Mexico-Central America Free Trade Agreement

  • Costa Rica
  • El Salvador
  • Guatemala
  • Honduras
  • Nicaragua

Pacific Alliance (Alianza del Pacífico)

  • Chile 
  • Colombia
  • Peru
  • Uruguay

Comprehensive and Progressive Trans-Pacific Partnership Agreement

  • Australia
  • Canada
  • Japan (Japan-Mexico Economic Agreement still in force)
  • New Zealand
  • Singapore (BIT still in force)
  • Vietnam
  • Brunei (Not in Force)
  • Chile (Not in Force)
  • Malaysia (Not in Force)
  • Peru (Not in Force)

Mexico’s Investor-State Dispute History and Record

According to public records and information, Mexico has faced 20 Investor-State Disputes (ISDS) and has had a “positive” record. Besides having favorable awards, Mexico’s positive record is also based on the overall payment of damages in relation to the amount claimed for damages by foreign investors. Mexico, nevertheless, is facing a recent surge of Investor-State cases, which may increase as a result of controversial energy policies by the current administration.

Mexico's ISDS Cases

As noted above, the concluded ISDS disputes entail different economic sectors, mainly environment-related (i.e. waste management), telecommunications, and a series of cases related to the “sugar” sector.

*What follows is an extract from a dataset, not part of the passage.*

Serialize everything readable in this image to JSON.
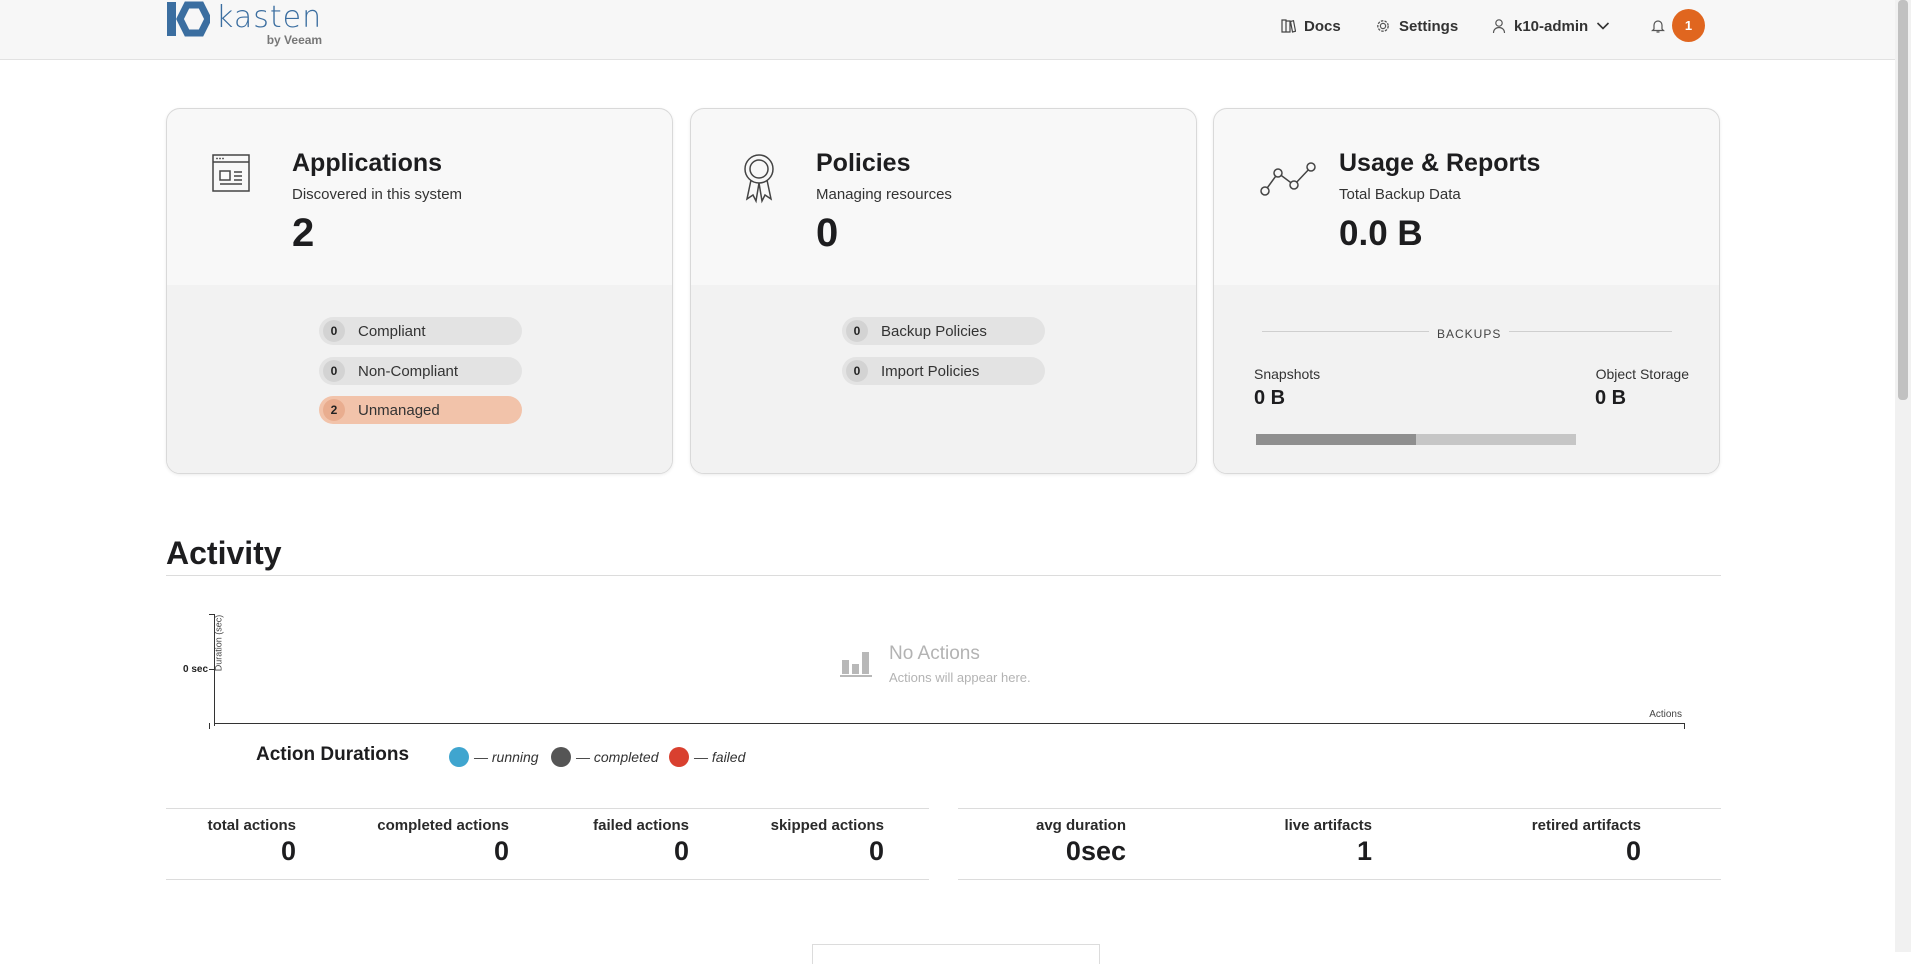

From the outset, Mexico’s first ISDS disputes, such as those environment-related, entail a complex and new regulatory background that involved actions or measures of different levels of government, i.e. Federal, State, and Local. However, the “sugar” disputes, for instance, were politically motivated because they arose as a result of a NAFTA trade dispute regarding sugar with the US, whereby Mexico took unilateral actions (or “countermeasures”) against High-Fructose Corn Syrup (HFCS). 

The active cases include other sectors, such as mining, real estate, and energy-related. We highlight this fact because almost half of Mexico’s FDI relates to the manufacturing sector as noted in the Table: Top FDI Inflows per Economic Sector.

We also highlight that there are some disputes that have a clear relation with international trade and customs, such as Feldman, Legacy Vulcan, Vento, and Jinlong Dongli.

Considering International Investment Agreements when Investing in Mexico? 

Mexico seeks to attract foreign investment to promote its economic growth and development. Despite claiming to be an open economy, foreign investors and their investments have faced serious challenges, particularly in politically sensitive or highly regulated economic sectors. Foreign investors in the manufacturing sector in Mexico, however, have rarely raised challenges because such investments are perhaps far away from the political circus and, thus, possibly avoiding “serious” government measures.

Considering that investment protection standards have been considerably diluted for US investors and investments as a result of USMCA, existing or potential US investors may have to explore new legal “options” to protect their investments. In other words, existing or potential US investors, particularly those that do not fall under the “covered sectors”, should consider international investment planning in order to benefit from more favorable international investment agreements.